I knew you were a talker when you rose from your aisle seat on the runway in Amsterdam and ushered me to the window like a guest in your home. The armrest between us had not yet been lowered so I brought it down while you narrated settling in. Good idea, you said, referring to me putting my backpack in the overhead bin. You’d move your own up there to get yourself more legroom like I had. Where was your seatbelt? Aha, you were sitting on it! And the other end? You were on that, too. I slipped the zipper pouch with my in-flight essentials down the seatback: USB cable, ereader, headphones I could plug into the airplane’s own screen and also my earbuds in their sleek plastic capsule. I could have boarded with them already in, a preemptive barrier whether or not I had music playing, but it was too late to do so without being rude because we—you—were already talking.

Did I live in Boston, you asked, our destination that afternoon, or was I stopping over? I told you I did and you replied that you lived on Cape Cod but had grown up between the Cape and the city. I said so had I. You named your hometown; it was also mine. Stirred by coincidence we compared years of high school graduation, yours a decade earlier than my own.

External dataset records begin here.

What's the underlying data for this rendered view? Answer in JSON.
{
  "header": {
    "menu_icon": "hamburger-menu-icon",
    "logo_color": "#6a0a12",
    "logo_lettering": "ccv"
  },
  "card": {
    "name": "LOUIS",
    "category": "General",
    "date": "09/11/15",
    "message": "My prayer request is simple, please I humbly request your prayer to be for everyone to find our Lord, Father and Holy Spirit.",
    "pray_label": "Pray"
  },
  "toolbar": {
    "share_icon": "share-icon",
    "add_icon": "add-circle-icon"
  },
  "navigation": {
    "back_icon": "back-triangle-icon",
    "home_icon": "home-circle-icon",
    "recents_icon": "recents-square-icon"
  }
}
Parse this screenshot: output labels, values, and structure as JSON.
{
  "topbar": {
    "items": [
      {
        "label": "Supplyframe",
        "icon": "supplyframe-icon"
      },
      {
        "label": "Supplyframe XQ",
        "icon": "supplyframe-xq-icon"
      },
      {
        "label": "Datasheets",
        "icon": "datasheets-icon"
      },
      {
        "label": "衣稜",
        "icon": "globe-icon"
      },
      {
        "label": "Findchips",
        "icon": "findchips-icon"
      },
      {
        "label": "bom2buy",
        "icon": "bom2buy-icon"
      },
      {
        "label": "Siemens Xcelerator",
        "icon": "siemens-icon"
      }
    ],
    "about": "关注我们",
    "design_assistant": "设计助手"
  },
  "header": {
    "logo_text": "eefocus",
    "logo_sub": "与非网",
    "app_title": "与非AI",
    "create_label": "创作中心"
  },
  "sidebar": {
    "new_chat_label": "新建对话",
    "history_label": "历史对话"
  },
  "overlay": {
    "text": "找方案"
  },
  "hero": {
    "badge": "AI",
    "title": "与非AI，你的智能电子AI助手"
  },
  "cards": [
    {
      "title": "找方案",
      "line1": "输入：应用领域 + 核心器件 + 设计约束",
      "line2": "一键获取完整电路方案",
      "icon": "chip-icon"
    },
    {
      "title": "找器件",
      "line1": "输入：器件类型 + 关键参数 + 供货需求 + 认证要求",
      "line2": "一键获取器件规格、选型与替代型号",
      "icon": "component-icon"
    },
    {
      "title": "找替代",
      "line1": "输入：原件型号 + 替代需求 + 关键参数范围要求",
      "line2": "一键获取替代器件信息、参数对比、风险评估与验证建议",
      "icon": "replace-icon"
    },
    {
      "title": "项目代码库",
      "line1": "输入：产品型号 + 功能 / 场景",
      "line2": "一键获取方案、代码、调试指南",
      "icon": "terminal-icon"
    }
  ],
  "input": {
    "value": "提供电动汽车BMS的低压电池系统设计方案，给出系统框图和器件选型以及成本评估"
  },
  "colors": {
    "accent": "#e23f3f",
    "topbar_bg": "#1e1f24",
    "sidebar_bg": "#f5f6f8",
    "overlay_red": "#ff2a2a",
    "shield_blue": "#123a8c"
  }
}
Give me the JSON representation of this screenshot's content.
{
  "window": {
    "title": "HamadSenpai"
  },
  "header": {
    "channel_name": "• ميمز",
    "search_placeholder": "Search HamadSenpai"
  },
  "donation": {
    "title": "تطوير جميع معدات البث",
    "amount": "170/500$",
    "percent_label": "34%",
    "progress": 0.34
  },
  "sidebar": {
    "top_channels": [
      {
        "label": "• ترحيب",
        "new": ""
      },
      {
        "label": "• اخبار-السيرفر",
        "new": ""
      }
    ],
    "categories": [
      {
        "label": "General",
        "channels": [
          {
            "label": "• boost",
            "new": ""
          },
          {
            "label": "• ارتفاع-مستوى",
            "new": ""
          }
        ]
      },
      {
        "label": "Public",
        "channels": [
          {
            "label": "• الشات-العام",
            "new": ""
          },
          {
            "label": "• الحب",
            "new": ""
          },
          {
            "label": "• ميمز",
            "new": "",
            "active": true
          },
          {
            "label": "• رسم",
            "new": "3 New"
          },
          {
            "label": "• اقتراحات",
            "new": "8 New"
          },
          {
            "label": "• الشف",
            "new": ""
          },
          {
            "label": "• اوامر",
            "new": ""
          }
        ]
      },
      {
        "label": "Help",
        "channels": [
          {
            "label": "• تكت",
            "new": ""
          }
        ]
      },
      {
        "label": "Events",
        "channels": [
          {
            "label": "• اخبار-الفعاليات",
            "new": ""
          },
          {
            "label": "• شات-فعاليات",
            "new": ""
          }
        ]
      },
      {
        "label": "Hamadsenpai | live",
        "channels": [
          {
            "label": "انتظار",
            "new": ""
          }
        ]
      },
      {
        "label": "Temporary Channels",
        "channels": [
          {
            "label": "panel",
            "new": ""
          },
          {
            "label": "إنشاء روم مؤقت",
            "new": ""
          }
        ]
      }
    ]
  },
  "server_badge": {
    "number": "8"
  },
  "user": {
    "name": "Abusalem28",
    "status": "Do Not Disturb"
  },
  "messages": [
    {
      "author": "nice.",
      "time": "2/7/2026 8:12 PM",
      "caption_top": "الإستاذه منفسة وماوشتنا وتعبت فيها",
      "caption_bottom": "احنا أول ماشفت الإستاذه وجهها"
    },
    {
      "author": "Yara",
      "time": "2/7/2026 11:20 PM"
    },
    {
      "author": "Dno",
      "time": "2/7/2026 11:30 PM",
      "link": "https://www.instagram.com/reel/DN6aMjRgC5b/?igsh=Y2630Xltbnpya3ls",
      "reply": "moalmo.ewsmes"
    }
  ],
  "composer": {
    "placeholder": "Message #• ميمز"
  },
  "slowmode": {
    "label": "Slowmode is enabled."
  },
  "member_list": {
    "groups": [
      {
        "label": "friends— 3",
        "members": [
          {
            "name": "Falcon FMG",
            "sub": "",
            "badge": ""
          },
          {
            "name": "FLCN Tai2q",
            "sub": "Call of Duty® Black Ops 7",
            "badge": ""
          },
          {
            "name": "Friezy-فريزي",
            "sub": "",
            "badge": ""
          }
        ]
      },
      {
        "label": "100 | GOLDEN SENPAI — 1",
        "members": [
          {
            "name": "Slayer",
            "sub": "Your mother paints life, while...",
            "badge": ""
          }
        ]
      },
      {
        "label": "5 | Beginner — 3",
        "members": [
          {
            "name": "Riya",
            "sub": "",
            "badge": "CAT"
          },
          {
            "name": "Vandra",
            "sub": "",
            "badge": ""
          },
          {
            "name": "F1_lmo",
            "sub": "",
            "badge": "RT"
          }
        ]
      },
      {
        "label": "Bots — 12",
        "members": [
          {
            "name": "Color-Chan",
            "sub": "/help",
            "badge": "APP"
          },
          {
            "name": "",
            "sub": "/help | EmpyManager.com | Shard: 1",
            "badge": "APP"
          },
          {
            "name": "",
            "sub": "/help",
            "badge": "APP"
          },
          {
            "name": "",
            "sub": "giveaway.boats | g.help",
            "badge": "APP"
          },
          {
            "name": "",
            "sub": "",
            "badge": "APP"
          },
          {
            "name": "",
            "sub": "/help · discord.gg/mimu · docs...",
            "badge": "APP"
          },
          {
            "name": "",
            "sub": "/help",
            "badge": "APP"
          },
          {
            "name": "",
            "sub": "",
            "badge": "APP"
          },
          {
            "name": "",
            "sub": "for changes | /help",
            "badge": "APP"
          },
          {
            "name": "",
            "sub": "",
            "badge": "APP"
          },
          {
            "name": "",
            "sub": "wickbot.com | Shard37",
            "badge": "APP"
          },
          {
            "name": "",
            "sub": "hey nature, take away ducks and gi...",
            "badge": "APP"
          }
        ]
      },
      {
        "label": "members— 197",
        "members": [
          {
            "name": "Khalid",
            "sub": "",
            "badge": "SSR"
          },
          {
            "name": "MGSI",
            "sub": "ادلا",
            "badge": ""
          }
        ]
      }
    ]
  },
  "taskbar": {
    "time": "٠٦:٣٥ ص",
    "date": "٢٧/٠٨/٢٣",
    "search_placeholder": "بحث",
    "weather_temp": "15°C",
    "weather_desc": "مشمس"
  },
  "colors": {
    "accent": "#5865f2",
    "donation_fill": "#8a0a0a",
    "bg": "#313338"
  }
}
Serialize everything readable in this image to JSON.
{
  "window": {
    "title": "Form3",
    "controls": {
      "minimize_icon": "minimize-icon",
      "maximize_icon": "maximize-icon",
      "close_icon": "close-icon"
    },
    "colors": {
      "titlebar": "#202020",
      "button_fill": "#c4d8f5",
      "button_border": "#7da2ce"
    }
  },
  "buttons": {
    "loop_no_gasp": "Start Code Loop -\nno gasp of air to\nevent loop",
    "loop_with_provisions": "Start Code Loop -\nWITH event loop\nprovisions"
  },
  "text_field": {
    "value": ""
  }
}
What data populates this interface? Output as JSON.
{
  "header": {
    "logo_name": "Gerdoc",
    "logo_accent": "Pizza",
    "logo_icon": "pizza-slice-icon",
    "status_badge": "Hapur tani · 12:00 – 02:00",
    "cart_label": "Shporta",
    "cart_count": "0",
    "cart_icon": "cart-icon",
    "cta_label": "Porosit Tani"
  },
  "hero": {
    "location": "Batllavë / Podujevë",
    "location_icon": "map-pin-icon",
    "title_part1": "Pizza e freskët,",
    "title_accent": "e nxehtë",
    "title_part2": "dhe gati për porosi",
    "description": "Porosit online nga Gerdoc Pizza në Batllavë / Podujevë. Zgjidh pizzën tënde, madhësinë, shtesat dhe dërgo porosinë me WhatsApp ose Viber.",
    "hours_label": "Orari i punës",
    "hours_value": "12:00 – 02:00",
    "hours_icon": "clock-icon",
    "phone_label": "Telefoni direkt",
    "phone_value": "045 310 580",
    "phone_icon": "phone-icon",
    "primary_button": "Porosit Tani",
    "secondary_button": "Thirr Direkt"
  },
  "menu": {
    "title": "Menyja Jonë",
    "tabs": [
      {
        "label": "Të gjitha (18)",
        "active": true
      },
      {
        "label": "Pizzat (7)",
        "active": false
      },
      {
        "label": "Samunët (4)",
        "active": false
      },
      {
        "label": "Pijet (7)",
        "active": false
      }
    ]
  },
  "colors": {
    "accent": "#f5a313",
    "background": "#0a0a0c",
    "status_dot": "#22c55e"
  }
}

We could play the name game, you said, but with such a gap who would we know in common? If we’d talked about people how quickly we might have realized we moved in different crowds at a long ago age when that mattered. I might have confessed how little I liked the town then, and how alien I felt living there, despite how little any of that would mean now after neither of us had lived there for a very long time, the greater balance of each of our lives spent away. Our remaining friends and family had all moved away. So we talked about places instead. The beaches, the schools, the restaurants in the business district of the harbor where we’d both worked serving summer visitors in the weeks during which their empty houses were briefly unboarded—you at the yacht club, me the Mill Wharf, working from interchangeable menus of burgers and lobsters and fish and chips. Sneaking underage beers from the bar after hours. How few of those houses take winters off now, we marveled, how different the town is in the off-season now that there is no such thing. Each of us on a rare visit in recent years had gotten lost in new neighborhoods, on new streets we thought would be woods and in the part of town where I’d lived an old army proving ground with left behind buildings perfect to creep around and get up to no good in was an identikit luxury home development now. We had the abandoned reform school in common, empty long enough before being torn down and turned into McMansions that we’d each spent afternoons sneaking around its crumbling classrooms and dormitories with friends. We’d each fallen off skateboards trying to coast on the warped, rippled floor of its gym and there too had enjoyed underage beers, a toast between us across time.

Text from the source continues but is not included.